Do total de vítimas sinalizadas, as nacionalidades mais relevantes são a moldava (45), a romena (12) e a angolana (7).

Estrangeiros impedidos de entrar aumentaram 32,9%. Maioria por falta de visto ou de motivos para entrar no país

Se as ações de fiscalização do SEF diminuíram 0,3%, os controlos nas fronteiras sofreram um aumento de 14,6%. A grande maioria, cerca de 18 milhões, foram controladas em fronteiras aéreas e cerca de dois milhões em fronteiras marítimas, com mais de 54 mil embarcações controladas.

O número de estrangeiros impedidos de entrar em Portugal sofreu um aumento de 32,9%. Em 2019, 4.995 pessoas foram impossibilitadas de passar a fronteira. “Cerca de 79,4% das recusas de entrada incidiram sobre cidadãos nacionais do Brasil (3.965), sendo as restantes nacionalidades mais relevantes a angolana (202), a guineense-bissau (72) e a senegalesa (54), não tendo sido possível determinar a nacionalidade de 36 pessoas”, lê-se no RIFA.

Motivos de recusa a entrada de estrangeiros

Fonte: RIFA 2019

Do total de quase cinco mil pessoas impedidas de entrar, a grande maioria (2.618) viu a sua entrada recusada por não ter visto ou por o visto ter caducado. Ou ainda por não apresentarem motivos válidos que justifiquem a entrada no país (1.848).
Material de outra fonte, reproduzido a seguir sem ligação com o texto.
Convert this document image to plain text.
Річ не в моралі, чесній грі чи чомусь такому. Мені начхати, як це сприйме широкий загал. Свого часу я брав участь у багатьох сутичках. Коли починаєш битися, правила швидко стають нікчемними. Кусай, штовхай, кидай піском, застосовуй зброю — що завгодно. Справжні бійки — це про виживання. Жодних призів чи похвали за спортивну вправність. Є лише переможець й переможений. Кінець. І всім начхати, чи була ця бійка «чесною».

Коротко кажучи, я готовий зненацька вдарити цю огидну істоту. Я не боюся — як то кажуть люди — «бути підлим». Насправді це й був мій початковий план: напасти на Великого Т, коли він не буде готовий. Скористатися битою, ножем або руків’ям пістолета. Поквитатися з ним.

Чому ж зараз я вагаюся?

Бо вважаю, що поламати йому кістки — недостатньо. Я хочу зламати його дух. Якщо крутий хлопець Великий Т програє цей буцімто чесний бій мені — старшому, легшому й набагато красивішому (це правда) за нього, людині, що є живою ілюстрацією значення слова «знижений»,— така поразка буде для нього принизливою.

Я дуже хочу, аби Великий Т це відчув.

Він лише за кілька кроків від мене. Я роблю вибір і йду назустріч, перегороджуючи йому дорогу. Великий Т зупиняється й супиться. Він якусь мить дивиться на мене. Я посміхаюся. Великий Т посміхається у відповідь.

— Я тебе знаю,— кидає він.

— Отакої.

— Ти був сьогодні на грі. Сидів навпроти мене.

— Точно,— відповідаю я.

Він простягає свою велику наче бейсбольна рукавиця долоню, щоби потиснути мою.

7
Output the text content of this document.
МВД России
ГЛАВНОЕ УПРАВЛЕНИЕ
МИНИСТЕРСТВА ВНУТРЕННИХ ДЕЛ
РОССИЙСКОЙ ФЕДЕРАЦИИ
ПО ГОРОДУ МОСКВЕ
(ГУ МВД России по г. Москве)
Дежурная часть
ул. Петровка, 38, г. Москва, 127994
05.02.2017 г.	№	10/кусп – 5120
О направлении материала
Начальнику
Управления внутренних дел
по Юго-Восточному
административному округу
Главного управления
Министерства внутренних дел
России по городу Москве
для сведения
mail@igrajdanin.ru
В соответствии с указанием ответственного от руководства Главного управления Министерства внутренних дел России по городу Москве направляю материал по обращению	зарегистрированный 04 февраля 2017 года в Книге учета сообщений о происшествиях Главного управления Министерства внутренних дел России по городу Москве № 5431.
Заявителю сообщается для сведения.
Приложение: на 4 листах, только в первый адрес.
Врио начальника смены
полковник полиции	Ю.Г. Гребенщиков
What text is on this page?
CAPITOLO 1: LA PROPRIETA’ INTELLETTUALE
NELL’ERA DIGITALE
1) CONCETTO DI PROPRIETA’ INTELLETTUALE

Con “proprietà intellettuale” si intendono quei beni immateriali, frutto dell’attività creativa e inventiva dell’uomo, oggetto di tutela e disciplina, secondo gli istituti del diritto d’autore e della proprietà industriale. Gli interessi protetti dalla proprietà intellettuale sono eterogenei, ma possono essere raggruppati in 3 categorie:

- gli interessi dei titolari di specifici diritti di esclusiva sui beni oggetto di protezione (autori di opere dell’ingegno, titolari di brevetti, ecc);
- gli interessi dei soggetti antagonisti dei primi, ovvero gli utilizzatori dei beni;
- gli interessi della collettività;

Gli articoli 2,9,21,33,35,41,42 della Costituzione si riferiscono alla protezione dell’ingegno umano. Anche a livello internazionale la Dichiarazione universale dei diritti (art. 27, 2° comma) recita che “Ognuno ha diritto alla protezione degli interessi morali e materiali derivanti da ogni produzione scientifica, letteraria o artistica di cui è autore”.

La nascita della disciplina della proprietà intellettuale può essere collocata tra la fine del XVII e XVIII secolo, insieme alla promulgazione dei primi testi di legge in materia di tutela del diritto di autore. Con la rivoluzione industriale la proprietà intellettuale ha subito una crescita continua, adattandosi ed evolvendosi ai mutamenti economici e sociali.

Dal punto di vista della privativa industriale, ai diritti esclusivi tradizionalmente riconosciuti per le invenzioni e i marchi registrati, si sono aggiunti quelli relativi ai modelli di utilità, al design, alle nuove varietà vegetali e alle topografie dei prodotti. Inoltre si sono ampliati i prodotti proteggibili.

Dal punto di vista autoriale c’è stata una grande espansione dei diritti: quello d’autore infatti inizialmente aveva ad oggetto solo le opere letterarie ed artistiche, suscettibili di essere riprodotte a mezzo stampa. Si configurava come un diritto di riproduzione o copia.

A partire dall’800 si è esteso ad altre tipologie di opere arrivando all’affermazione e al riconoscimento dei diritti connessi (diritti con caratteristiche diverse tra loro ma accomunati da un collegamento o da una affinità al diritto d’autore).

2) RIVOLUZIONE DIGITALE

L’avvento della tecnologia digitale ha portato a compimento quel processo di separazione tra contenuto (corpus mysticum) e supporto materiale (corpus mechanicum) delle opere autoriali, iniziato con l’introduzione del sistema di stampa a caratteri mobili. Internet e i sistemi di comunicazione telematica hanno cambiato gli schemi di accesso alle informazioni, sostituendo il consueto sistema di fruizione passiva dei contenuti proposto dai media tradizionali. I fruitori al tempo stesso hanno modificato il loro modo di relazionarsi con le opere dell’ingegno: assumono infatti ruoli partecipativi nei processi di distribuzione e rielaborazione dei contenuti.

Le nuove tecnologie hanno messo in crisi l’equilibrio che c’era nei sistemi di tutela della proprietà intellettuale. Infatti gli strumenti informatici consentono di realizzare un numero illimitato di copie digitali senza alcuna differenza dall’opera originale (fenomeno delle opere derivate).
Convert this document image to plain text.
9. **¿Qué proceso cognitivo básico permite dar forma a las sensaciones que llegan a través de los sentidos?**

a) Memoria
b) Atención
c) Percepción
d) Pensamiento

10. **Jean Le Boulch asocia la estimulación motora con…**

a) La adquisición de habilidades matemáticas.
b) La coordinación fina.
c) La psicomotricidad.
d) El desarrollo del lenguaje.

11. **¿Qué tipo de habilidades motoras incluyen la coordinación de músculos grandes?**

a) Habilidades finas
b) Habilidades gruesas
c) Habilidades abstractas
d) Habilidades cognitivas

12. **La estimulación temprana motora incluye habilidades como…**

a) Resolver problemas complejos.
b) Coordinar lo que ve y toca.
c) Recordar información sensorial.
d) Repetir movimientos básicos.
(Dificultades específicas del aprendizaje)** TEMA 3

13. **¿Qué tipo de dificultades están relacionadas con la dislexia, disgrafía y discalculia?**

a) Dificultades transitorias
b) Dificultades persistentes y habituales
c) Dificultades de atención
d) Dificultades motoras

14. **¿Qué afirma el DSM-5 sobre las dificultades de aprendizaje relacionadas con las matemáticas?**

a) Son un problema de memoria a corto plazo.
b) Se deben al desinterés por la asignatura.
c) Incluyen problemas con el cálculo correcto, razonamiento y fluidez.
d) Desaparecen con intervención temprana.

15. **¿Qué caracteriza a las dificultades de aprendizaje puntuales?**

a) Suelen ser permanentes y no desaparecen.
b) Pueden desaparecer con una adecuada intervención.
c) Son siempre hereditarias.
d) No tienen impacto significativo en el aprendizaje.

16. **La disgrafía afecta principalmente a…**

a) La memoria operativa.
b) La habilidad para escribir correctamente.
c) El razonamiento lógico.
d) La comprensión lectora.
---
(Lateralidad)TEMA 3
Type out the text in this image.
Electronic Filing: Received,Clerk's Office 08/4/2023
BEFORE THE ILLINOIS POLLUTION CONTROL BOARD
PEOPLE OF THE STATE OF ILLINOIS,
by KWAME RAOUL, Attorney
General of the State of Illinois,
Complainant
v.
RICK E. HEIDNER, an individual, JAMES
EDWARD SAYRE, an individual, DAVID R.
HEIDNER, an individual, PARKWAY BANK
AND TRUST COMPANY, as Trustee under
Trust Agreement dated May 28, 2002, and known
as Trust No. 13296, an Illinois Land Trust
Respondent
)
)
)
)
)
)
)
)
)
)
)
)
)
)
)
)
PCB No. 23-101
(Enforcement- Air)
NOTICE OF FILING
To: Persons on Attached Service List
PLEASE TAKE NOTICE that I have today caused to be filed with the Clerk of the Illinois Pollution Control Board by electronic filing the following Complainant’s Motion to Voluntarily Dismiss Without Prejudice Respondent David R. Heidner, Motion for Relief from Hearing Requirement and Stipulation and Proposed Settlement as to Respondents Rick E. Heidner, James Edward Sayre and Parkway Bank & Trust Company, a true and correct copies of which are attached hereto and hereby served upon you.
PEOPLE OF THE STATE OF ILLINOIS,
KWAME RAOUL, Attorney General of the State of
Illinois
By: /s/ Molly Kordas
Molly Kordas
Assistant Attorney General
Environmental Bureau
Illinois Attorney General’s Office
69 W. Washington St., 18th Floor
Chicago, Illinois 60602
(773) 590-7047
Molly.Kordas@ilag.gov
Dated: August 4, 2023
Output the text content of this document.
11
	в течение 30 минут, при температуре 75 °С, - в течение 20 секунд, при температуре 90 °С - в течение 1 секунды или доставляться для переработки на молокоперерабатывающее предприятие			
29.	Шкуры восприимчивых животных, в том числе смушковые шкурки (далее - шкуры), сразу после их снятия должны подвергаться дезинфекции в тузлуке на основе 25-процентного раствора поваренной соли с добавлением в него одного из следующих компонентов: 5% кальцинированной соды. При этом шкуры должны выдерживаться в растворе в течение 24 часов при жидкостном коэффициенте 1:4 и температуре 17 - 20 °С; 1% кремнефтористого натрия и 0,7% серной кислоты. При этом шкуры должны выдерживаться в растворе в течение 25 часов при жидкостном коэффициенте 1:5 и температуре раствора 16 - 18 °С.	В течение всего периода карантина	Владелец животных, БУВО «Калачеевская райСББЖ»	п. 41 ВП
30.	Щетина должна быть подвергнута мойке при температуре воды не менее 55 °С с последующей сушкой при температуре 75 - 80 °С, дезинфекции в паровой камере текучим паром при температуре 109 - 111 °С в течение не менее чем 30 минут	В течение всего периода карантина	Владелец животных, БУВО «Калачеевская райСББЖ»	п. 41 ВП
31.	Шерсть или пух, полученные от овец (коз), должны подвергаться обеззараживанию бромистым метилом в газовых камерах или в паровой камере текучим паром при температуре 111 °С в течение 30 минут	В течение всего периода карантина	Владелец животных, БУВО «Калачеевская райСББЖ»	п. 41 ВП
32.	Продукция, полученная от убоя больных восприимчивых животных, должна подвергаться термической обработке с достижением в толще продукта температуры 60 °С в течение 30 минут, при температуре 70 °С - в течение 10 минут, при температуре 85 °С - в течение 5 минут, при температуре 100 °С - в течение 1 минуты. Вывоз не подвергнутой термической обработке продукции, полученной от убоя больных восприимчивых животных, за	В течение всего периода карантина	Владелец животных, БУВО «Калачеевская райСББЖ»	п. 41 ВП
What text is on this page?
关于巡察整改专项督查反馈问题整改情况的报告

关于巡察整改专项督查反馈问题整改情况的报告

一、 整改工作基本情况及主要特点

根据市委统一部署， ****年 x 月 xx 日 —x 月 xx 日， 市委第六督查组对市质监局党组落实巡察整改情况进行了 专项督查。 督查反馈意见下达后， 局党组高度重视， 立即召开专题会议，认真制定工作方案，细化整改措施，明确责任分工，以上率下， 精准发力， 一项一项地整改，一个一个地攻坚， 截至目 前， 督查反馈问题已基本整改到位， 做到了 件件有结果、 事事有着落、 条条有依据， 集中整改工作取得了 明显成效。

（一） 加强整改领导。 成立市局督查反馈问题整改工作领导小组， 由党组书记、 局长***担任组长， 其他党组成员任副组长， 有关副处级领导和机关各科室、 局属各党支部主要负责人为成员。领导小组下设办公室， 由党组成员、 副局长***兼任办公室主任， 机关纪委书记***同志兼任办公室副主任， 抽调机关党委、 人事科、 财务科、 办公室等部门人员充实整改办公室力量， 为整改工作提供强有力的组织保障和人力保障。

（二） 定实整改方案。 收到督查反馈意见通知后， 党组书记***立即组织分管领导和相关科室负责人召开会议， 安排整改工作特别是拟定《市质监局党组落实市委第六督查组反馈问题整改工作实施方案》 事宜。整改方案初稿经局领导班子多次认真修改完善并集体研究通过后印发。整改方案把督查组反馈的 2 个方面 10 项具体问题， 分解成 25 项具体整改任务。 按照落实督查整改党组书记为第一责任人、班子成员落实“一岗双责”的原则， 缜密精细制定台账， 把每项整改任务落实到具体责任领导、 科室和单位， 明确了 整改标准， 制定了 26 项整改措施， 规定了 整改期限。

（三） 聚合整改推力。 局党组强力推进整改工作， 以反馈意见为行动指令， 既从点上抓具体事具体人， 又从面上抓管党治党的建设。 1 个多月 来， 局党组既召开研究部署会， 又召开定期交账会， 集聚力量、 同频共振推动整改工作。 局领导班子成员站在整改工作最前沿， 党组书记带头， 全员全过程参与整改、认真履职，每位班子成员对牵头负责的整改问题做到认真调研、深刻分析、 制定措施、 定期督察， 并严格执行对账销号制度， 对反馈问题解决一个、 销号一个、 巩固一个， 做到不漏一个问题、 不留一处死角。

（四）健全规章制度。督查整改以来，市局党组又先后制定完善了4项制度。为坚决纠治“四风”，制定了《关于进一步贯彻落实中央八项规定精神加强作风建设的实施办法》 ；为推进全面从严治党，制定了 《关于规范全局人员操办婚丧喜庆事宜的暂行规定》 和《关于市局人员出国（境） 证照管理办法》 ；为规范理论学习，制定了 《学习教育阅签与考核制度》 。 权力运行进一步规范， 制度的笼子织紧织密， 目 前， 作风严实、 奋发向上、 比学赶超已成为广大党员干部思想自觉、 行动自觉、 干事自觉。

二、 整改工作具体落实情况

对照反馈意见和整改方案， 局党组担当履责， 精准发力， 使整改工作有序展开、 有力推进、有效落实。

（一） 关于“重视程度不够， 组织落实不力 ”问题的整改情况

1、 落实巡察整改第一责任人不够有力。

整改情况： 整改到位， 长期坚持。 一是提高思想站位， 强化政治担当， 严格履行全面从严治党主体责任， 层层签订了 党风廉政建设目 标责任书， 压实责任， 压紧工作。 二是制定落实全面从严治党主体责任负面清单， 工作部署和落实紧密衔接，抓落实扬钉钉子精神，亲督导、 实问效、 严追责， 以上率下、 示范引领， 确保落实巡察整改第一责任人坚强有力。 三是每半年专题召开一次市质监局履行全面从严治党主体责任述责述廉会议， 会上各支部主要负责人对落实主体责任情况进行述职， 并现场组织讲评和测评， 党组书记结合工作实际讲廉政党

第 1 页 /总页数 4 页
Pedidos de asilo aumentaram, especialmente os feitos por cidadãos do continente americano

Depois de uma descida em 2018, em 2019 voltou a registar-se um aumento dos pedidos de asilo: foram feitos 1.849, um aumento de 45,3%. Do total, 73,1% dos pedidos foram apresentados por homens e 87,3% dos requerentes tinham menos de 40 anos de idade. Quanto à origem dos requerentes, o continente Africano foi o mais representativo (76,7%), seguido do americano (8,7%) e do asiático (7,4%). No entanto, foi o continente americano a registar uma grande subida de 56,3%.

“Portugal tem participado no acolhimento voluntário de migrantes resgatados em operações de salvamento realizadas no Mediterrâneo, por barcos humanitários, e desembarcados em Malta e em Itália”, lembra o SEF. E, em 2019 Portugal acolheu 100 requerentes de proteção internacional: 52 a partir de Malta e 48 de Itália. “Destacam-se enquanto nacionalidades mais representativas: Somália (17), Nigéria (15), Sudão (11), Costa do Marfim (8), Mali (8), República da Guiné (7), Eritreia (6), Camarões (6), Guiné-Bissau (5), Egito (4), Senegal (4)”, lê-se no RIFA.

Durante o ano de 2019, foram registados 46 pedidos de asilo de menores não acompanhados — mais dez do que no ano anterior. O que inverte a tendência de diminuição que se vinha a registar desde 2017.

Já o número de estatutos de refugiado concedidos diminuiu, passando de 286 para 183 — uma descida de 36%. Do total, predominam os cidadãos provenientes de países asiáticos.